Unless otherwise indicated herein, the approaches described in this section are not prior art to the claims in this application and are not admitted to be prior art by inclusion in this section.
Entities may evolve over a lifetime. For example, an entity may be constructed in various stages, be deployed to function sequentially in different environments, and may decline in stages and ultimately expire. An example of such a lifetime is one of an automobile, which may be built in stages, leased, sold, resold, and eventually scrapped and individual parts reused for replacing those of other vehicles.
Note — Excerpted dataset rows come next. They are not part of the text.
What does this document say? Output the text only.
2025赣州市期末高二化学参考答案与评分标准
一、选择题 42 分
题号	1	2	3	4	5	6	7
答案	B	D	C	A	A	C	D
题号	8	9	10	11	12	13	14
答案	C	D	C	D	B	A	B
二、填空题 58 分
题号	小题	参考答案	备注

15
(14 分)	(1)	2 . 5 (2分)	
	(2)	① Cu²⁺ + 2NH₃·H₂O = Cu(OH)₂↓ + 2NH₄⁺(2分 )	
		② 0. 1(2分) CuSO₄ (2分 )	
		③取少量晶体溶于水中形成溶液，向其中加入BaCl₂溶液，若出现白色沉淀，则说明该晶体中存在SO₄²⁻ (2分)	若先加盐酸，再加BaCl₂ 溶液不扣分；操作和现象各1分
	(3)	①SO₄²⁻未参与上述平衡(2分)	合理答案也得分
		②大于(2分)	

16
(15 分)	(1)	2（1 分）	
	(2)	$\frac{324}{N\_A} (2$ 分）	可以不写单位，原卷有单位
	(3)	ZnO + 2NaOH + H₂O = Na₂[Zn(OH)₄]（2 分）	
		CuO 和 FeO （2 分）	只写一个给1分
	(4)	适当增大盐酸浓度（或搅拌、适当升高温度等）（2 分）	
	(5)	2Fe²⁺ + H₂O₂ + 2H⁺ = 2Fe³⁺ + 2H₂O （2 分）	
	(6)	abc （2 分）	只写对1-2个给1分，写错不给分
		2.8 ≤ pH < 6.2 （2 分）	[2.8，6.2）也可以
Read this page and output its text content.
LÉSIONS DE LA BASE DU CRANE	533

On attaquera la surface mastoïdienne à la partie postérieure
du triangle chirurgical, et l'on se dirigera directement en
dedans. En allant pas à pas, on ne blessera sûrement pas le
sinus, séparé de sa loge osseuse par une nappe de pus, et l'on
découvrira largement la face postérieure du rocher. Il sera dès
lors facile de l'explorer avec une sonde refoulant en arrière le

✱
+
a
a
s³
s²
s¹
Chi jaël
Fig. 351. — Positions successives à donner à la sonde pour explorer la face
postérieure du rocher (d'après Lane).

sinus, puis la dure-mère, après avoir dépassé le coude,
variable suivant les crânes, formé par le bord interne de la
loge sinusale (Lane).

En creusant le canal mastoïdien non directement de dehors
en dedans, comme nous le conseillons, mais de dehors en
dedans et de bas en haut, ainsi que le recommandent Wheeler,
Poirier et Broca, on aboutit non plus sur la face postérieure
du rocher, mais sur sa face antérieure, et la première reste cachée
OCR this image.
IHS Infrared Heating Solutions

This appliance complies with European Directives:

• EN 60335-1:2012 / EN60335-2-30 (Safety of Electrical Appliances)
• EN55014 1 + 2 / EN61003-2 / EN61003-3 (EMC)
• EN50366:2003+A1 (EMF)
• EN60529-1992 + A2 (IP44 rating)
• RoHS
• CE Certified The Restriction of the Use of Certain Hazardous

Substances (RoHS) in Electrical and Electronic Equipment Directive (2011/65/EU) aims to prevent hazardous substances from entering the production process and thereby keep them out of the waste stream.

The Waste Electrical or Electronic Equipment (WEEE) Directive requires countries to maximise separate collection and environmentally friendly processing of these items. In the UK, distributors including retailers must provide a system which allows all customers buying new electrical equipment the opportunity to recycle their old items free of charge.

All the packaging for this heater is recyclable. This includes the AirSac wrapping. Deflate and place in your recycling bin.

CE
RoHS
Frequently, there is a need to react on states of such entities in a different way over the course of their lifecycle. For example, an automobile manufacturer may seek to track information regarding an automobile in different ways over different stages of its lifetime. Thus owing to considerations such as warranty, a manufacturer may seek to track contact information for an original vehicle owner in a different manner than a downstream, subsequent owner. Such management approaches may exhibit consistency and uniformity over entity lifetime, while being flexible enough to accommodate variations in lifecycle between different entities.
Accordingly, the present disclosure addresses these and other issues with methods and systems for generic lifecycle management of entities according to their statuses.